Sn Bulk Phase Doping and Surface Modification on Ti4O7 for Oxygen Reduction to Hydrogen Peroxide

Abstract

AbstractDeveloping stable and highly selective two‐electron oxygen reduction reaction (2e− ORR) electrocatalysts for producing hydrogen peroxide (H2O2) is considered a major challenge to replace the anthraquinone process and achieve a sustainable green economy. Here, we doped Sn into Ti4O7 (D−Sn−Ti4O7) by simple polymerization post‐calcination method as a high‐efficiency 2e− ORR electrocatalyst. In addition, we also applied plain calcination after the grinding method to load Sn on Ti4O7 (L−Sn−Ti4O7) as a comparison. However, the performance of L−Sn−Ti4O7 is far inferior to that of the D−Sn−Ti4O7. D−Sn−Ti4O7 exhibits a starting potential of 0.769 V (versus the reversible hydrogen electrode, RHE) and a high H2O2 selectivity of 95.7 %. Excitingly, the catalyst can maintain a stable current density of 2.43 mA ⋅ cm−2 for 3600 s in our self‐made H‐type cell, and the cumulative H2O2 production reaches 359.2 mg ⋅ L−1 within 50,000 s at 0.3 V. The performance of D−Sn−Ti4O7 is better than that of the non‐noble metal 2e− ORR catalysts reported so far.

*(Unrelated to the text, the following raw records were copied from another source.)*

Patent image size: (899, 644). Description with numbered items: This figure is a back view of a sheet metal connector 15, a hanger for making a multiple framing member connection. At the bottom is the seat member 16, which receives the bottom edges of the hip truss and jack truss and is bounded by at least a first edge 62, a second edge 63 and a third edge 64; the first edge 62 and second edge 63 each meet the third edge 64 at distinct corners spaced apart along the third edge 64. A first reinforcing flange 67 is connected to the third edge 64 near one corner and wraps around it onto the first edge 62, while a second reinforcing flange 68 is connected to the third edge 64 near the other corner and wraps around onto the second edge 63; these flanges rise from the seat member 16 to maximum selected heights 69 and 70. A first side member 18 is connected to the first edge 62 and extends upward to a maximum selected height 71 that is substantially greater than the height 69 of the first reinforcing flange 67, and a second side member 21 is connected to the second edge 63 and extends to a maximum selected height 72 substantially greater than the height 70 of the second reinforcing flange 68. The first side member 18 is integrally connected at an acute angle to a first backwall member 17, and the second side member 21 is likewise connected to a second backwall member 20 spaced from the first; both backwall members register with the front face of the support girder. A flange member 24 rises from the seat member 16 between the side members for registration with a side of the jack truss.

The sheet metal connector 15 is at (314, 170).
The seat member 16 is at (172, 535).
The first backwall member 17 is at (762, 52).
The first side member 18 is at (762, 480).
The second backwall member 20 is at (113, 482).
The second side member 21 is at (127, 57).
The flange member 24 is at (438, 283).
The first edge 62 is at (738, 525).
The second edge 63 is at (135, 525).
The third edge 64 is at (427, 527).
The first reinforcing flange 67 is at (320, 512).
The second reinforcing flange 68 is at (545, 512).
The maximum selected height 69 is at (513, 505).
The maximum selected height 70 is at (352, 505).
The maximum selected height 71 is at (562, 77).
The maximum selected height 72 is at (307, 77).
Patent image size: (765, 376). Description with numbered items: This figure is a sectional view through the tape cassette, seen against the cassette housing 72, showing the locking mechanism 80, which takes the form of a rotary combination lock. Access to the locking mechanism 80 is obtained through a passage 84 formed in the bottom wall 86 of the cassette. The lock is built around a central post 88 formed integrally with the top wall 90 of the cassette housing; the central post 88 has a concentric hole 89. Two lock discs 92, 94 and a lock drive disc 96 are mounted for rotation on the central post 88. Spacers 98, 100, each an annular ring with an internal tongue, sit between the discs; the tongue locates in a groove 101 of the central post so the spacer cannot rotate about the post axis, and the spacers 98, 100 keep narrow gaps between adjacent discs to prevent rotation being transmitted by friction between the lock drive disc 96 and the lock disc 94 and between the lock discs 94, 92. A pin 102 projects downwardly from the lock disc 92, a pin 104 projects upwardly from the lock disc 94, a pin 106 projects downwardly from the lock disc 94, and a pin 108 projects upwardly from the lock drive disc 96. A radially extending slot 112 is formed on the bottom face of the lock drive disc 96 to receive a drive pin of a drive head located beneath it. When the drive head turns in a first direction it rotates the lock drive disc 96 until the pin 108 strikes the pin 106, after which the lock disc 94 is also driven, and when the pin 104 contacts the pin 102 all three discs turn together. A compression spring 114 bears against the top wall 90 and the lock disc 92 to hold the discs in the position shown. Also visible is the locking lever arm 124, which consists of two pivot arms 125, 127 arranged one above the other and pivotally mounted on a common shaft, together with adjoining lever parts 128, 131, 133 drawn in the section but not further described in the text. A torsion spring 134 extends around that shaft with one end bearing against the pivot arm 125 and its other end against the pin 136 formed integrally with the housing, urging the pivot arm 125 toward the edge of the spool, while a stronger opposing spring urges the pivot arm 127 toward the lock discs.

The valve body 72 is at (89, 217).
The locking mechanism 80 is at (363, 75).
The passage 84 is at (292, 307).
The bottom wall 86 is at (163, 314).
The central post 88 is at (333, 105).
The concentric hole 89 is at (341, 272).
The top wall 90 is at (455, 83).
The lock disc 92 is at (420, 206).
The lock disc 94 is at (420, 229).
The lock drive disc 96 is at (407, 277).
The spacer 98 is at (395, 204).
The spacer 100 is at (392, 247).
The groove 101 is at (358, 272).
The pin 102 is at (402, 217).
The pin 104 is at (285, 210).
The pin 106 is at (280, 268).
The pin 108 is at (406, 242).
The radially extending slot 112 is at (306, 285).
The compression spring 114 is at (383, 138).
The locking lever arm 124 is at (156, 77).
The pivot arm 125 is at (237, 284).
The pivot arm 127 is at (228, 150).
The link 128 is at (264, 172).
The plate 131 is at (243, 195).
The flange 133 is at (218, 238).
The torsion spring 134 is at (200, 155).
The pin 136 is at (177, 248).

The doping of Sn not only improves the conductivity but also leads to the lattice distortion of Ti4O7, further forming more oxygen vacancies and Ti3+, which greatly improves its 2e− ORR performance compared with the original Ti4O7. In contrast, since the Sn on the surface of L−Sn−Ti4O7 displays a synergistic effect with Tin+ (3≤n≤4) of Ti4O7, the active center Tin+ dissociates the O=O bond, making it more inclined to 4e− ORR.